Friday, December 4, 2009

A Precise Garbage Collector for C++ Builder

Ahh... Nothing rivals the feeling of success!

I've finally devised a precise garbage collector (note: a precise GC is very different from conventional GCs such as BoehmGC - a precise GC does not suffer from ambiguities) for C++ Builder that is faster than boost's shared_ptr.

That's a bold claim indeed! And, by claiming that it is faster than shared_ptr, I'm also claiming that I can create a String class that is similarly faster than Delphi string, which is also reference counted like shared_ptr. And yes, the gc_ptr is thread-safe too.

The trick is in the pointer assignment.
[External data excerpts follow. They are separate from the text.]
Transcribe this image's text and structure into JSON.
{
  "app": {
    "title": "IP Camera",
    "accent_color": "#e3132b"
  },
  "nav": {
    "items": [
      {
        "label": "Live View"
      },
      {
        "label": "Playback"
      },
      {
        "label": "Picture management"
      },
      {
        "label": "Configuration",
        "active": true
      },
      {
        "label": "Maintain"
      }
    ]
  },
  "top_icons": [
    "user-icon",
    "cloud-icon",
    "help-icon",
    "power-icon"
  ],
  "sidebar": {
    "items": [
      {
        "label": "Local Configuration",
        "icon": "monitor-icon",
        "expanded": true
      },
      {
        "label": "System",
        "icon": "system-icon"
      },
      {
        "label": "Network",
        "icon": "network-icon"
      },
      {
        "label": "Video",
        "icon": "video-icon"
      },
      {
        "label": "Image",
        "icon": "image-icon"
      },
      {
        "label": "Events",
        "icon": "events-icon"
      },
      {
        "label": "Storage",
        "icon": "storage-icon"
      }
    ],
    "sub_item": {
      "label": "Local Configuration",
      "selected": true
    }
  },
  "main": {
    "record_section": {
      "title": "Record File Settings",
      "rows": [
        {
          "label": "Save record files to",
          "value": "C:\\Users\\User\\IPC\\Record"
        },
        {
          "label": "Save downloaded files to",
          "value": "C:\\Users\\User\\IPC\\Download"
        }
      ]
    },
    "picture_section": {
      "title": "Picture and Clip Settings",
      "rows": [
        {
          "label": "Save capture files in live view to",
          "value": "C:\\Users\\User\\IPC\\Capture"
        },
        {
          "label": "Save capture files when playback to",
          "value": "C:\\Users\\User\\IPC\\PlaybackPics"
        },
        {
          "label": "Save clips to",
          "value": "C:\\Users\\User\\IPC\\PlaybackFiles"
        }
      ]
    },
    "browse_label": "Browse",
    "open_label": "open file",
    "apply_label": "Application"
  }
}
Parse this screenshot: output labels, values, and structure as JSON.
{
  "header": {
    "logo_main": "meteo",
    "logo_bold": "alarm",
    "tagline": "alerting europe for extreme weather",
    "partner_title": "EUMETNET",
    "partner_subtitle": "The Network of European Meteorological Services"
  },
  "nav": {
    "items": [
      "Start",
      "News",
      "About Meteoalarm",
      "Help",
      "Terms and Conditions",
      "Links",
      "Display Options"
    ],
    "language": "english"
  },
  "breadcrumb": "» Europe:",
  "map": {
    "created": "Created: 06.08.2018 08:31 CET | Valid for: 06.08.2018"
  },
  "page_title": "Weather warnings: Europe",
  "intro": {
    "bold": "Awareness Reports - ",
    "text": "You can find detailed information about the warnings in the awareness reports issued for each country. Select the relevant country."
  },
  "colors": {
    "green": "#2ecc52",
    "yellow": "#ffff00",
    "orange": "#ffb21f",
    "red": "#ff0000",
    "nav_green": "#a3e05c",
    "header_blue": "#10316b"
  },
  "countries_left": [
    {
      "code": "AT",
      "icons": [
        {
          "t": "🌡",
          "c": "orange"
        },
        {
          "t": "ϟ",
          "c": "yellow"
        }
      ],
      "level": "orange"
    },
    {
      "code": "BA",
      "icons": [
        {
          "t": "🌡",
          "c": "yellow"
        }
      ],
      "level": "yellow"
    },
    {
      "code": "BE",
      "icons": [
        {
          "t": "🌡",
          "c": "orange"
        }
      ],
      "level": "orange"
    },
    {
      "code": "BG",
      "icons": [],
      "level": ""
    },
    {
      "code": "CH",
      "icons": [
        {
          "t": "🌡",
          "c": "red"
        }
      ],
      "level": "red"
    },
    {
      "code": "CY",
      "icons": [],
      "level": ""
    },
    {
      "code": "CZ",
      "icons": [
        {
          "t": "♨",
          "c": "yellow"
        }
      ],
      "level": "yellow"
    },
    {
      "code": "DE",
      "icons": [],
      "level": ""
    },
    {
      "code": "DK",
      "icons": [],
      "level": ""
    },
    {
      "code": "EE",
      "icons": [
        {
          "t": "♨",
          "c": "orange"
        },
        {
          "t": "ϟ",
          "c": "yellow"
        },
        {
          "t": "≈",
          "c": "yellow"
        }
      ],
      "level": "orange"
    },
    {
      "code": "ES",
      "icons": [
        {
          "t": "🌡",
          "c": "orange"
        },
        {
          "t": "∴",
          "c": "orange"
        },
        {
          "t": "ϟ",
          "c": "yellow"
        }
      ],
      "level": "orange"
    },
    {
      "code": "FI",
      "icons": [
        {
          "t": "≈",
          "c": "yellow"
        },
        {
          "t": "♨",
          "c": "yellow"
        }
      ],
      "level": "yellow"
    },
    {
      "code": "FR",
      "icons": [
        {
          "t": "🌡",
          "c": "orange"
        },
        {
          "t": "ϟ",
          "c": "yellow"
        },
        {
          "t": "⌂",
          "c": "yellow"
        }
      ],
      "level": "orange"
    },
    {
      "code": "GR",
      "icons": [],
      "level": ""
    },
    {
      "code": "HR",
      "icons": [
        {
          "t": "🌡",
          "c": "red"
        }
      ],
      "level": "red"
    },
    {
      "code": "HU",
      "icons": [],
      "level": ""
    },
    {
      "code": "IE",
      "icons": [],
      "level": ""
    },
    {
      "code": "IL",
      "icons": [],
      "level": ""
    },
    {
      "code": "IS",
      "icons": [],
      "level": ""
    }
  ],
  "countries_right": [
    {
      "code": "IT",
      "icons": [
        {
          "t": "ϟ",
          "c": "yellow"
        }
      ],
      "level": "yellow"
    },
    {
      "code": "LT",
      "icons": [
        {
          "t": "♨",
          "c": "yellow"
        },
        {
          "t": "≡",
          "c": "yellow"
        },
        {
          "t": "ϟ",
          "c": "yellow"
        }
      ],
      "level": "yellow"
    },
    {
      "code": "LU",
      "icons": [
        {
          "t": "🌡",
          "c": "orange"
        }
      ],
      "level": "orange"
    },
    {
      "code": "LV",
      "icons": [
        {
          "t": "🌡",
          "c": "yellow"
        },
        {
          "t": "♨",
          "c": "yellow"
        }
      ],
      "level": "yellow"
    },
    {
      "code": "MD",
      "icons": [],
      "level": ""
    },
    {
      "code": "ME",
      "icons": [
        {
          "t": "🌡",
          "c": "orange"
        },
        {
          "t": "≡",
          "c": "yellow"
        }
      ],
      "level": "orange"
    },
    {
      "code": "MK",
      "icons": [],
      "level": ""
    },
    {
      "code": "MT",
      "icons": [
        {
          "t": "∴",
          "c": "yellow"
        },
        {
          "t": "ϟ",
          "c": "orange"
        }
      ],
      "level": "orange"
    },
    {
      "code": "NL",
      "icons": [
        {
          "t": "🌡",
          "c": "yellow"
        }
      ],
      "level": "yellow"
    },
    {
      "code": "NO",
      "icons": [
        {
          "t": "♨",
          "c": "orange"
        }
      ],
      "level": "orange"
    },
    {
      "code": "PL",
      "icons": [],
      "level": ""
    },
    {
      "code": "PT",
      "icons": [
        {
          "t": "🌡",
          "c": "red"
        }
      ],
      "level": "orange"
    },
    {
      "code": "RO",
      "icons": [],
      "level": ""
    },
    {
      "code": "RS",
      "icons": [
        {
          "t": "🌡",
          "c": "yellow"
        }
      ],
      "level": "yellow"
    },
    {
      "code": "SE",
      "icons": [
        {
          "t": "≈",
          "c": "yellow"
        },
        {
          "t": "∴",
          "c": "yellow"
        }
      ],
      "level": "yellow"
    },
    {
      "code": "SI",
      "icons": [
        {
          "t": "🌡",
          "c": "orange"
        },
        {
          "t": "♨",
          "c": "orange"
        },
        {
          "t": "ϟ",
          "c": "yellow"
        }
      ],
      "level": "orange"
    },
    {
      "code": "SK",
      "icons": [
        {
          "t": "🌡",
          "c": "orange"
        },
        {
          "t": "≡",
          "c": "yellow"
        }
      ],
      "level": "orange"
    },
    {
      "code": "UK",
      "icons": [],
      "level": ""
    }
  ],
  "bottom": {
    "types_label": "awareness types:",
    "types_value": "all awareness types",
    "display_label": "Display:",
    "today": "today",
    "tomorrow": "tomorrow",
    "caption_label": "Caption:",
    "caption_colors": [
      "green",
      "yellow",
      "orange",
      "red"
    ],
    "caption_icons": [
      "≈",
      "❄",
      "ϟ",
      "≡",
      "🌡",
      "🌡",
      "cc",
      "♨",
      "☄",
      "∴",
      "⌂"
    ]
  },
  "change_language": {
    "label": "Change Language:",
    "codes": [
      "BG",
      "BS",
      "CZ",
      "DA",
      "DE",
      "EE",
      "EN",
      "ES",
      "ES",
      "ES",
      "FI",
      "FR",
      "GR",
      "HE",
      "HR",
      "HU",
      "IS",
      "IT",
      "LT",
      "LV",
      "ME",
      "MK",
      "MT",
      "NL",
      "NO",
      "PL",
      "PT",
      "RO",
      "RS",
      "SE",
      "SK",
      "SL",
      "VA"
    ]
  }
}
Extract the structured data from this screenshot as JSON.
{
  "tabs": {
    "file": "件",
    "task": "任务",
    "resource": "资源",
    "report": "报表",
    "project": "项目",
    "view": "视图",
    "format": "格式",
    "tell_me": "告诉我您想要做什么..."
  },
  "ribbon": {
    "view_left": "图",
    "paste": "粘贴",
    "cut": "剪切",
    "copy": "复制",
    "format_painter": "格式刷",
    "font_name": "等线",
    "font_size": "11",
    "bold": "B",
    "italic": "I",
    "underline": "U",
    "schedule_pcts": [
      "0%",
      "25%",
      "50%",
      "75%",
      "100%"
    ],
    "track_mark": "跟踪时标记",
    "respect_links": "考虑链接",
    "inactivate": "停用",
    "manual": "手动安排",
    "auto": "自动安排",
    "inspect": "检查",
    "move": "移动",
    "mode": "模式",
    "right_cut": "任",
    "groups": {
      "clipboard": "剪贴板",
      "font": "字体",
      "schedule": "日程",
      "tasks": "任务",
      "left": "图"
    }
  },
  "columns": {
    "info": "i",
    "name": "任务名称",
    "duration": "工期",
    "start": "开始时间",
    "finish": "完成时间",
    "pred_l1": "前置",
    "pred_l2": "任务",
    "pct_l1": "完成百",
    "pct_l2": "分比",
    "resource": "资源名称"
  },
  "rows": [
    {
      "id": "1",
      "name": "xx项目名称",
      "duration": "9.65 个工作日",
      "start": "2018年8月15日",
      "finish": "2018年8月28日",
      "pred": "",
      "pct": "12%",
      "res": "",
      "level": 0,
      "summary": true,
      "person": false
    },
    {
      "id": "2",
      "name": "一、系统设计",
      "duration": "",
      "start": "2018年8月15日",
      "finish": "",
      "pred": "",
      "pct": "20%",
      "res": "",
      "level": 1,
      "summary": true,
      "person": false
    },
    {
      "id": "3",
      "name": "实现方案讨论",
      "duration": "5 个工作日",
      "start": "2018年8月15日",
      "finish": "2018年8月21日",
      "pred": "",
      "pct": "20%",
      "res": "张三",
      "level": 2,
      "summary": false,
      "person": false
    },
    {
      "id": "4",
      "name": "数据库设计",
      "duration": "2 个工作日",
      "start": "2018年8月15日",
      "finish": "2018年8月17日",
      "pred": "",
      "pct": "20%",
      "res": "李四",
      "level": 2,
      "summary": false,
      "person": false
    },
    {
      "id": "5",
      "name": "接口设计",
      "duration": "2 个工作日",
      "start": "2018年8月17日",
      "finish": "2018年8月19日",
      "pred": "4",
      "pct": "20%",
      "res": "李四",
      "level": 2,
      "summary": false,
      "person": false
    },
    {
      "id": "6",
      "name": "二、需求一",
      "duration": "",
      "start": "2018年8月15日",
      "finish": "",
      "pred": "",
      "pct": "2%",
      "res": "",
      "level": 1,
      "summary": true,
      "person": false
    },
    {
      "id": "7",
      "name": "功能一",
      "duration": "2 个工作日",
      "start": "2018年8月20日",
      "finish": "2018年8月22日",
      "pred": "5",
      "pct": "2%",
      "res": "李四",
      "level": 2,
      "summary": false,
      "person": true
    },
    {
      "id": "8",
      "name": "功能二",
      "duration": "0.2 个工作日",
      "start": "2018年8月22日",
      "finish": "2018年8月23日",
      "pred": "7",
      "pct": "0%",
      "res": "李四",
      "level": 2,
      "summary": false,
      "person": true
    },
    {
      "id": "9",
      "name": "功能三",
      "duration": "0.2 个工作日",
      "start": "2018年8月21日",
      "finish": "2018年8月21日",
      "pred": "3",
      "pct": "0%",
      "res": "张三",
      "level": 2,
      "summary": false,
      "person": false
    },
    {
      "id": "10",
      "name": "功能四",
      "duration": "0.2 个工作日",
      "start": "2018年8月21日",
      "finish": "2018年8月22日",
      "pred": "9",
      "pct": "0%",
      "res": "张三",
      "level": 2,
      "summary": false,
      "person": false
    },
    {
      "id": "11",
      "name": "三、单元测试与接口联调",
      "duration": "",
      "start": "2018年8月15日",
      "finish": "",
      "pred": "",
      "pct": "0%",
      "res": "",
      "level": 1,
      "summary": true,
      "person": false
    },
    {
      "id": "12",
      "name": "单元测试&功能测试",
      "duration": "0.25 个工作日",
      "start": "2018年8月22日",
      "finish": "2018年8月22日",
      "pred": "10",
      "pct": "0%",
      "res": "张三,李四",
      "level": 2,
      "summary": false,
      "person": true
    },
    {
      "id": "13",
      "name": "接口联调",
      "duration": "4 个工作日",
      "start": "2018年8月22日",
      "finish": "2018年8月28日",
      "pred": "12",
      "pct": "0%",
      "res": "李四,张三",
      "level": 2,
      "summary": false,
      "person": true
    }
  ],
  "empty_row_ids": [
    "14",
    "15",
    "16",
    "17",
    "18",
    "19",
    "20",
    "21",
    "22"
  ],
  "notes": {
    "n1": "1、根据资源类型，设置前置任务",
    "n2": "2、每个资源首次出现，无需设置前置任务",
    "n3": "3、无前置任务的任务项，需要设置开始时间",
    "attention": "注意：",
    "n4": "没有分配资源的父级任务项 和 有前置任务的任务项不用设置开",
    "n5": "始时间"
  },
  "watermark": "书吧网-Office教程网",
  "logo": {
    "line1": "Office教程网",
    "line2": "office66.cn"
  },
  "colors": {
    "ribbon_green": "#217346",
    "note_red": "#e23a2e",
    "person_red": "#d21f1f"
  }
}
In my precise GC, a pointer assign is no more expensive than its native equivalent - both are a single instruction operation, whereas a ref counted pointer requires a locked instruction and a refcount check, both of which are *very* expensive on any processors, especially modern multicore ones. Most precise GC source codes you can freely download from the net get the assignment operator correct. However, the part where they lose out big time is in the gc_ptr's constructor and destructor with lock instructions and what not for multithread support (note that some don't even support multithread). These are often non-trivial and is the biggest cause of performance bottleneck.

With a minimal c'tor and d'tor for my gc_ptr, I end up with an insanely fast precise GC engine which runs a .NET like framework in pure native mode. How about that - a managed framework that runs natively. None of the pain (both literally and performance-wise) of pinning objects and marshaling data going in and out of the managed world (anything that interfaces with the real world cannot have a non-fixed address - e.g. it's impossible to write a driver that allocates a .NET managed non-fixed buffer and let your system's DMA fill it up). Looks like .NET's GC team is paying the price of betting on the Stop-And-Copy algo (yes, the .NET GC is nothing more than an advanced version of the Stop-And-Copy GC).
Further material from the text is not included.